🗺️Depth maps

Depth to image

Overview

Depth-to-image (Depth2img) is an under-appreciated model in Stable Diffusion v2. It is an enhancement to image-to-image (img2img) which takes advantage of the depth information when generating new images.

With depth-to-image, you have better control of synthesizing subject and background separately.

In depth-to-image, Stable Diffusion takes an image and a prompt as inputs (similar with image-to-image). The model first estimates the depth map of the input image using MIDas, an AI model developed in 2019 for estimating monocular depth perception (that is estimating depth from a single view). The depth map is then used by Stable Diffusion as an extra conditioning to image generation.
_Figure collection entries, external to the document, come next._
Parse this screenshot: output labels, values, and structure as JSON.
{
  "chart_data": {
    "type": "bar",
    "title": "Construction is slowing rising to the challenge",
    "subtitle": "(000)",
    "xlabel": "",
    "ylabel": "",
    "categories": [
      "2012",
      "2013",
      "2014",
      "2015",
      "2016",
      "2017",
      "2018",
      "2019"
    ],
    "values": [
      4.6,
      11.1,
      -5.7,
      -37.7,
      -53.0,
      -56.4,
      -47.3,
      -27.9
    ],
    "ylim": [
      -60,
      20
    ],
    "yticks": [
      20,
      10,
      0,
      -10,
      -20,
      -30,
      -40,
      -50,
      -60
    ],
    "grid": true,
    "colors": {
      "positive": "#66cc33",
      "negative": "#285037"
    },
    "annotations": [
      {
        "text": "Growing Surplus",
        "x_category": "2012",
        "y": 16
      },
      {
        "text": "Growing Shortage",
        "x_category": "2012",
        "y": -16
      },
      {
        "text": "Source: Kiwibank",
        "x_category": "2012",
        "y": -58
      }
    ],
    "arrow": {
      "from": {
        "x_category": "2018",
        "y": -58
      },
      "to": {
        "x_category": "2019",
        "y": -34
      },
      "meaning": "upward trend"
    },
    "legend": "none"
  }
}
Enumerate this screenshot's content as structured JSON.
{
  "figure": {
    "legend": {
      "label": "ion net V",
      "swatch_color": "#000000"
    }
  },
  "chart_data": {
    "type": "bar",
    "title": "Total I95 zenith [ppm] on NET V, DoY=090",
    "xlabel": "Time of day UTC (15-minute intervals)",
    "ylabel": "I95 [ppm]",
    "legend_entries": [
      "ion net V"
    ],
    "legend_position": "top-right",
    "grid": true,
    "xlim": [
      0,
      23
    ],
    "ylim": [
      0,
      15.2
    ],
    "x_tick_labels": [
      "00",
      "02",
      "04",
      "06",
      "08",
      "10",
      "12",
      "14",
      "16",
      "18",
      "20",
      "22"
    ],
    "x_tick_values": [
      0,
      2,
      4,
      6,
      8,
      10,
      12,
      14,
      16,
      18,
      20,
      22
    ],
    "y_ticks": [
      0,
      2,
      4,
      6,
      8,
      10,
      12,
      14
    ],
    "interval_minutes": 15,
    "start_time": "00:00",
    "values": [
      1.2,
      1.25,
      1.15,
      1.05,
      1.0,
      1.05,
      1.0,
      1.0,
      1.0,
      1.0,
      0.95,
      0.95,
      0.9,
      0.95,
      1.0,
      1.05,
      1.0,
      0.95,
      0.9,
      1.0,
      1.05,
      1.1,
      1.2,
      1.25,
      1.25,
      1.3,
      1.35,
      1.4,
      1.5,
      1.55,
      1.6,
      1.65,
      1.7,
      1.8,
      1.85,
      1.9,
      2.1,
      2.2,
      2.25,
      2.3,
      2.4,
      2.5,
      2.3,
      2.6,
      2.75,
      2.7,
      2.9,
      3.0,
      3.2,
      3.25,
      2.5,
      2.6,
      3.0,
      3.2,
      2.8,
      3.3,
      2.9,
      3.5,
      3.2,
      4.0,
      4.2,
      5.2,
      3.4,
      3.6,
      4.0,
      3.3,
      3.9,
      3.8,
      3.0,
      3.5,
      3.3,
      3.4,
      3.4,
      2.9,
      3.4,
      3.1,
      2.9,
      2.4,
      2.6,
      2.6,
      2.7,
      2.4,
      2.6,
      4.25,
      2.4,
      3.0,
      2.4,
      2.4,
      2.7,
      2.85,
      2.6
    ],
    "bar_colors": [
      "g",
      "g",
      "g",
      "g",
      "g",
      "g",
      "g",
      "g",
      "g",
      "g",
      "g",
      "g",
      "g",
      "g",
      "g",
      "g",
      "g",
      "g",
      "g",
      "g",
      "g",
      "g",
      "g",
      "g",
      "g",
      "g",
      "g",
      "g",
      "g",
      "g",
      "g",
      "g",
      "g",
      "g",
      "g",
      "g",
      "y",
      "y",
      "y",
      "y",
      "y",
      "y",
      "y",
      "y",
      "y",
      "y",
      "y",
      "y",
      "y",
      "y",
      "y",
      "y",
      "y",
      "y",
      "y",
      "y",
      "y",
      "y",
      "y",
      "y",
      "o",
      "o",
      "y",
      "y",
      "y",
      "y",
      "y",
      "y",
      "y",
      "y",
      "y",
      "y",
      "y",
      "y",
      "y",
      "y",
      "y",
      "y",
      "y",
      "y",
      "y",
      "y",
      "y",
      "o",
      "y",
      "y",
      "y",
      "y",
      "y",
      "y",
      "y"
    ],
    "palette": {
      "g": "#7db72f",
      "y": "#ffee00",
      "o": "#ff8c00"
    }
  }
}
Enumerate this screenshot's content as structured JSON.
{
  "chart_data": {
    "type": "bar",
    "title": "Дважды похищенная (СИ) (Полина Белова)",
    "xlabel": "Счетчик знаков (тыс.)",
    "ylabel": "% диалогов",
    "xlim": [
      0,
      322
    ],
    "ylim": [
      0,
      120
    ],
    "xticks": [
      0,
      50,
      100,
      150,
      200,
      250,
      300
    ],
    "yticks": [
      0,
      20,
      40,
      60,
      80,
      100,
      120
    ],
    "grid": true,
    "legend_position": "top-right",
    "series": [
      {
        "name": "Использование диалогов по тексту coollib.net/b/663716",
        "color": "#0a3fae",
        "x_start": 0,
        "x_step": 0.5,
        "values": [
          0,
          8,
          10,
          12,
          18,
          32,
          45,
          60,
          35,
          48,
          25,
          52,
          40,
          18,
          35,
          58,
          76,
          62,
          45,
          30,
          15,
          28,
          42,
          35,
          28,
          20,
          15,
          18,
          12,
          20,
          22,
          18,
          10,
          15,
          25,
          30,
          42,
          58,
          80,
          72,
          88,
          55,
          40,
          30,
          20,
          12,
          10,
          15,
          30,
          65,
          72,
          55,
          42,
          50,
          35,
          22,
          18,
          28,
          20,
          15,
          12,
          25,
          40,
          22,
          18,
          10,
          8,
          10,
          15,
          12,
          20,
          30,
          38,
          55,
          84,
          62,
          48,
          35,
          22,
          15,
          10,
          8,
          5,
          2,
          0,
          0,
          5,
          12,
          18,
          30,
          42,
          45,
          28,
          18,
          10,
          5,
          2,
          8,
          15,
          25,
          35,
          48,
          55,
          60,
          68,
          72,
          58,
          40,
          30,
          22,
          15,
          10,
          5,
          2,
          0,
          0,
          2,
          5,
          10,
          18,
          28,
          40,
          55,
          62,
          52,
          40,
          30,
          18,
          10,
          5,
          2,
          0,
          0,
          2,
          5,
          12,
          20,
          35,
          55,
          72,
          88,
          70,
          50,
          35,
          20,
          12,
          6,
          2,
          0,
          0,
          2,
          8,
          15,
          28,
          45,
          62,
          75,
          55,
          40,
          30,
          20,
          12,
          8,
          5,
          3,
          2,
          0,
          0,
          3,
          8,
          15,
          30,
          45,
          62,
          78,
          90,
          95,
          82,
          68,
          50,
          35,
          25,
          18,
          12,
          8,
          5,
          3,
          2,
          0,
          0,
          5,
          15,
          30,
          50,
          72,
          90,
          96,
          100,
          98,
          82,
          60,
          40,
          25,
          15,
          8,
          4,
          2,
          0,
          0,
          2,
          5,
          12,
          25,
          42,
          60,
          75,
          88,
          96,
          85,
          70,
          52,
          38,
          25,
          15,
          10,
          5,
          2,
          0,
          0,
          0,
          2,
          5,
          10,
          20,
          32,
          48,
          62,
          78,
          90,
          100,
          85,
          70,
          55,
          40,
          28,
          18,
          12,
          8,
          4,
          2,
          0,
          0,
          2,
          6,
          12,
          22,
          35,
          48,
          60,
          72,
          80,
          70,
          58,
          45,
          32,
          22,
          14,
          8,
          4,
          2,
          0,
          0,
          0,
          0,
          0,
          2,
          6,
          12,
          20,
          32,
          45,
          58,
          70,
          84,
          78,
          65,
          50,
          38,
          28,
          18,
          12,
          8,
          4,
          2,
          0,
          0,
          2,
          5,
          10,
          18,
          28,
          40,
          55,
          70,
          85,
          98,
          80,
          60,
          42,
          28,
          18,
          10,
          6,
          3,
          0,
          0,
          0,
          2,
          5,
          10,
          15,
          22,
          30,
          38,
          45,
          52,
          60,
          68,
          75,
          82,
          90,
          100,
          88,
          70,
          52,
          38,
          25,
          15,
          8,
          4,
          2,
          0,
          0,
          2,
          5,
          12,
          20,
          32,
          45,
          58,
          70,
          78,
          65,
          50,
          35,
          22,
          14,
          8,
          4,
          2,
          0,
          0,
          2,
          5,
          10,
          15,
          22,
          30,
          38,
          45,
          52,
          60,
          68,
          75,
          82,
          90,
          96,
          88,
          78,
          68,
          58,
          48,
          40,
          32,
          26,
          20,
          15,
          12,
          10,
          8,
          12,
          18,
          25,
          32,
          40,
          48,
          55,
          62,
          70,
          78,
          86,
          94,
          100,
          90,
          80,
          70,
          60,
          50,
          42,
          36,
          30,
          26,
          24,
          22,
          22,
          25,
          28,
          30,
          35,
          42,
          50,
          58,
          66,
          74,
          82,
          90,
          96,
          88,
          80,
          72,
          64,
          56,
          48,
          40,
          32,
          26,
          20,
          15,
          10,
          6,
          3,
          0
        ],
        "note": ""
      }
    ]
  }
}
Depth-to-image uses three conditionings to generate a new image

test prompt
original image
depth map

Equipped with the depth map, the model has some knowledge of the three-dimensional composition of the scene. Image generations of foreground objects and the background can be separated.

Depth map

A depth map is a simple gray scale image of the same size of the original image encoding the depth information. Complete white means the object is closest to you. More black means further away.

Here’s an example of an image and its depth map estimated by MIDaS.

What can depth-to-image do

Here is an example of denoising strength for both image-to-image and depth-to-image.

Here we can see the image-to-image generations (top row). We ran into a problem: at low denoising strength, the image didn't change enough. At high denoising strength, we do see two wrestlers but the original composition is lost.

Depth-to-image resolves this problem. You can crank up denoising strength all the way to 1 (the maximum) without losing the original composition.